Manchmal ist genau dies das Problem, mit dem sich Paulus beschäftigt.
Wir hören den Predigttext für den heutigen Sonntag aus dem Römerbrief im 9. Kapitel:

14 Was sollen wir nun hierzu sagen? Ist denn Gott ungerecht? Das sei ferne! 15 Denn er spricht zu Mose (2.Mose 33,19): »Wem ich gnädig bin, dem bin ich gnädig; und wessen ich mich erbarme, dessen erbarme ich mich.« 16 So liegt es nun nicht an jemandes Wollen oder Laufen, sondern an Gottes Erbarmen. 17 Denn die Schrift sagt zum Pharao (2.Mose 9,16): »Eben dazu habe ich dich erweckt, damit ich an dir meine Macht erweise und damit mein Name auf der ganzen Erde verkündigt werde.« 18 So erbarmt er sich nun, wessen er will, und verstockt, wen er will.

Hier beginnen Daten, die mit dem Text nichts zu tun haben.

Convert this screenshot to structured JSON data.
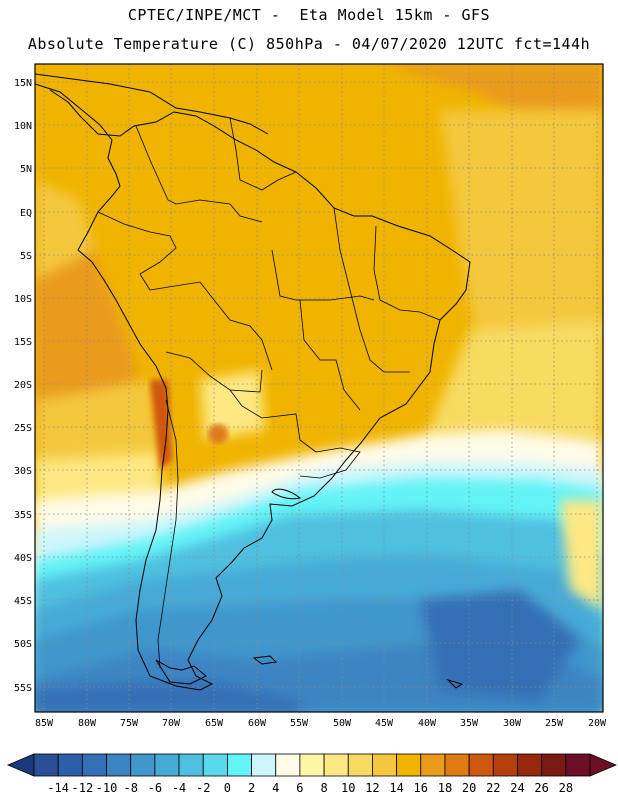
{
  "header": {
    "line1": "CPTEC/INPE/MCT -  Eta Model 15km - GFS",
    "line2": "Absolute Temperature (C) 850hPa - 04/07/2020 12UTC fct=144h"
  },
  "map": {
    "lat_labels": [
      "15N",
      "10N",
      "5N",
      "EQ",
      "5S",
      "10S",
      "15S",
      "20S",
      "25S",
      "30S",
      "35S",
      "40S",
      "45S",
      "50S",
      "55S"
    ],
    "lon_labels": [
      "85W",
      "80W",
      "75W",
      "70W",
      "65W",
      "60W",
      "55W",
      "50W",
      "45W",
      "40W",
      "35W",
      "30W",
      "25W",
      "20W"
    ],
    "ocean_base_color": "#f0b400",
    "land_outline_color": "#000000"
  },
  "colorbar": {
    "labels": [
      "-14",
      "-12",
      "-10",
      "-8",
      "-6",
      "-4",
      "-2",
      "0",
      "2",
      "4",
      "6",
      "8",
      "10",
      "12",
      "14",
      "16",
      "18",
      "20",
      "22",
      "24",
      "26",
      "28"
    ],
    "colors": [
      "#2a4f96",
      "#2d5ea8",
      "#3570b6",
      "#3c84c2",
      "#3f97cc",
      "#46aad6",
      "#4fc0e0",
      "#5ad8ec",
      "#64f3f7",
      "#cdf6fb",
      "#fffbe8",
      "#fdf6a4",
      "#fde883",
      "#f7da61",
      "#f4c73e",
      "#f0b400",
      "#e99b1c",
      "#e07a12",
      "#cf560f",
      "#b4400e",
      "#97280d",
      "#7a1a12",
      "#6d0e27"
    ],
    "left_arrow_color": "#1a3a7e",
    "right_arrow_color": "#6d0e27"
  }
}
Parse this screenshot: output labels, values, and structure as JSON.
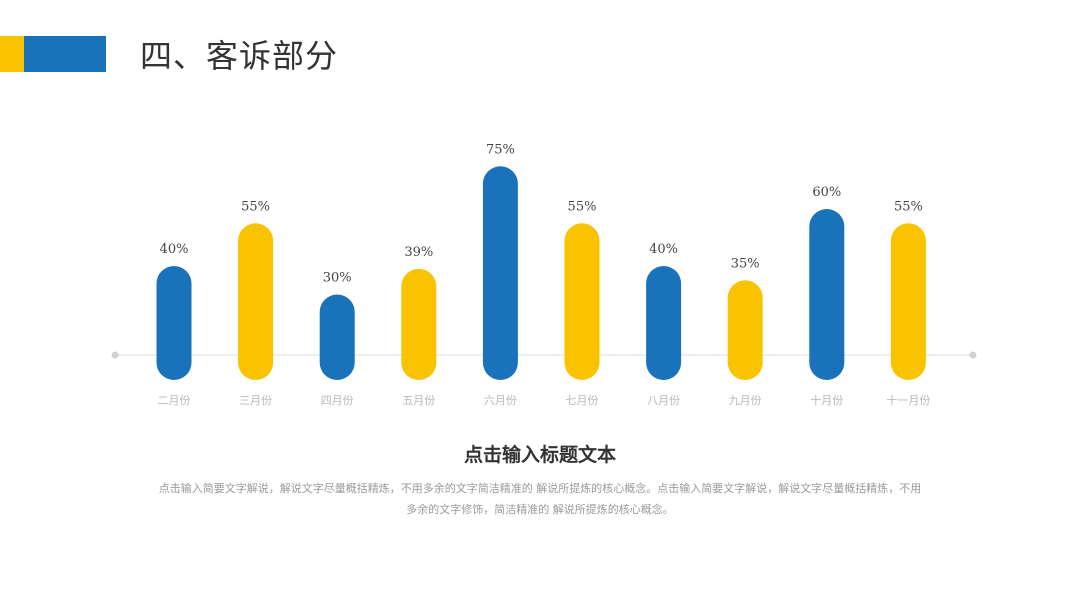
{
  "header": {
    "title": "四、客诉部分"
  },
  "colors": {
    "blue": "#1A72BB",
    "yellow": "#F9C300",
    "baseline": "#E8E8E8",
    "label": "#444444",
    "category": "#B8B8B8"
  },
  "chart_data": {
    "type": "bar",
    "categories": [
      "二月份",
      "三月份",
      "四月份",
      "五月份",
      "六月份",
      "七月份",
      "八月份",
      "九月份",
      "十月份",
      "十一月份"
    ],
    "values": [
      40,
      55,
      30,
      39,
      75,
      55,
      40,
      35,
      60,
      55
    ],
    "value_labels": [
      "40%",
      "55%",
      "30%",
      "39%",
      "75%",
      "55%",
      "40%",
      "35%",
      "60%",
      "55%"
    ],
    "bar_colors": [
      "blue",
      "yellow",
      "blue",
      "yellow",
      "blue",
      "yellow",
      "blue",
      "yellow",
      "blue",
      "yellow"
    ],
    "unit": "%",
    "ylim": [
      0,
      100
    ],
    "grid": false
  },
  "text": {
    "subtitle": "点击输入标题文本",
    "description": "点击输入简要文字解说，解说文字尽量概括精炼，不用多余的文字简洁精准的 解说所提炼的核心概念。点击输入简要文字解说，解说文字尽量概括精炼，不用多余的文字修饰，简洁精准的 解说所提炼的核心概念。"
  }
}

19 Nun sagst du zu mir: Warum beschuldigt er uns dann noch? Wer kann seinem Willen widerstehen? 20 Ja, lieber Mensch, wer bist du denn, dass du mit Gott rechten willst? Spricht auch ein Werk zu seinem Meister: Warum machst du mich so? 21 Hat nicht ein Töpfer Macht über den Ton, aus demselben Klumpen ein Gefäß zu ehrenvollem und ein anderes zu nicht ehrenvollem Gebrauch zu machen?
22 Da Gott seinen Zorn erzeigen und seine Macht kundtun wollte, hat er mit großer Geduld ertragen die Gefäße des Zorns, die zum Verderben bestimmt waren, 23 damit er den Reichtum seiner Herrlichkeit kundtue an den Gefäßen der Barmherzigkeit, die er zuvor bereitet hatte zur Herrlichkeit.
24 Dazu hat er uns berufen, nicht allein aus den Juden, sondern auch aus den Heiden.

Liebe Gemeinde!
Ist das Handeln Gottes gut oder schlecht? Ist das, was Gott tut gerecht oder ungerecht? Ist Gott ein lieber Gott oder ein strafender Gott?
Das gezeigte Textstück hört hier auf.